En 2019, les entreprises canadiennes ont obtenu 12 des 100 places au palmarès Global Cleantech 100 des entreprises les plus susceptibles d’avoir un impact considérable sur le marché au cours des 5 à 10 prochaines années (Tableau 4). Le Canada est également un chef de file mondial reconnu dans le domaine des technologies de captage et de stockage du carbone ainsi que de l’eau, en grande partie grâce aux importantes ressources du secteur public investies dans la recherche et le développement.

Bien que la recherche et le développement à un stade précoce soient essentiels à l’élaboration de nouvelles idées, la mise sur le marché des technologies, en les aidant à croître, sera cruciale pour réaliser des avantages climatiques. La croissance de la demande du marché, l’augmentation de la production et la concurrence contribuent à faire baisser les coûts technologiques au cours du temps.
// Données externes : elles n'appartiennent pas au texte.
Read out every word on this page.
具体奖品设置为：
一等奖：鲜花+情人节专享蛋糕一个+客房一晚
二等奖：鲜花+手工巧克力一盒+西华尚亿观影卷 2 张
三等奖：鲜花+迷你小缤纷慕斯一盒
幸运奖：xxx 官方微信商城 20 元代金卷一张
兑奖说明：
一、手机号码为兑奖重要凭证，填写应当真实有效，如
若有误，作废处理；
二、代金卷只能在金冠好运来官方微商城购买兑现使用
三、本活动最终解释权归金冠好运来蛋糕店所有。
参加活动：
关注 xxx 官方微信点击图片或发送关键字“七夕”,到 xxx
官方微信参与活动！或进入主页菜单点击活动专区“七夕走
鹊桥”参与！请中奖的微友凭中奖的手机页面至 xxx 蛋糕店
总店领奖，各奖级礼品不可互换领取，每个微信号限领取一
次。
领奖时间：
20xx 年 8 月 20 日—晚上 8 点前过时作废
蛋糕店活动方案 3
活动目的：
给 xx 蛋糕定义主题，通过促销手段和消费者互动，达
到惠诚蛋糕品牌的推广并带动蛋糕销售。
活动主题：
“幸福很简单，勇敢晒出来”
À mesure que les coûts diminuent, l’adhésion augmente et les avantages globaux croissent.

FIGURE 4: Les coûts mondiaux des technologies renouvelables continuent de baisser

Cette figure montre le coût mondial moyen pondéré actualisé de l’énergie ($ US de 2018/kWh) pour les technologies de production d’énergie solaire et éolienne à grande échelle entre 2010 et 2018. Le coût actualisé de l’énergie est une mesure qui permet de faire des comparaisons en combinant les coûts d’immobilisations, d’exploitation et d’entretien, de rendement et de combustible.
Source: IRENA (2019)

Prenons, par exemple, le cas de l’énergie éolienne et solaire. L’Allemagne était autrefois le marché le plus chaud, grâce à sa politique de prix de rachat pour l’énergie renouvelable. La Chine dominait alors avec d’énormes investissements gouvernementaux dans l’électricité renouvelable. L’envolée de la demande en provenance des deux pays, ainsi que d’autres pays, a entraîné une entrée sur le marché et une concurrence considérables, ce qui a contribué à réduire les coûts dans un délai relativement court. Il y a vingt ans, l’électricité éolienne et l’électricité solaire étaient une option d’atténuation coûteuse. Aujourd’hui, ils sont souvent concurrentiels par rapport aux combustibles fossiles (Figure 4).

L’innovation dans les produits à faibles émissions de carbone peut aussi améliorer les résultats mondiaux. Si nous trouvons des moyens de réduire la teneur en émissions de nos exportations, nous pouvons déplacer ailleurs des produits à plus forte intensité d’émissions. Par exemple, notre secteur de l’électricité à faibles émissions de carbone a un avantage comparatif à cet égard. Les fabricants canadiens d’aluminium ont un profil d’émissions beaucoup plus bas que ceux des autres pays (Simard, 2015). Les provinces canadiennes qui possèdent de l’énergie hydroélectrique vendent aussi de plus en plus à des clients américains à la recherche de sources d’énergie à faibles émissions de carbone.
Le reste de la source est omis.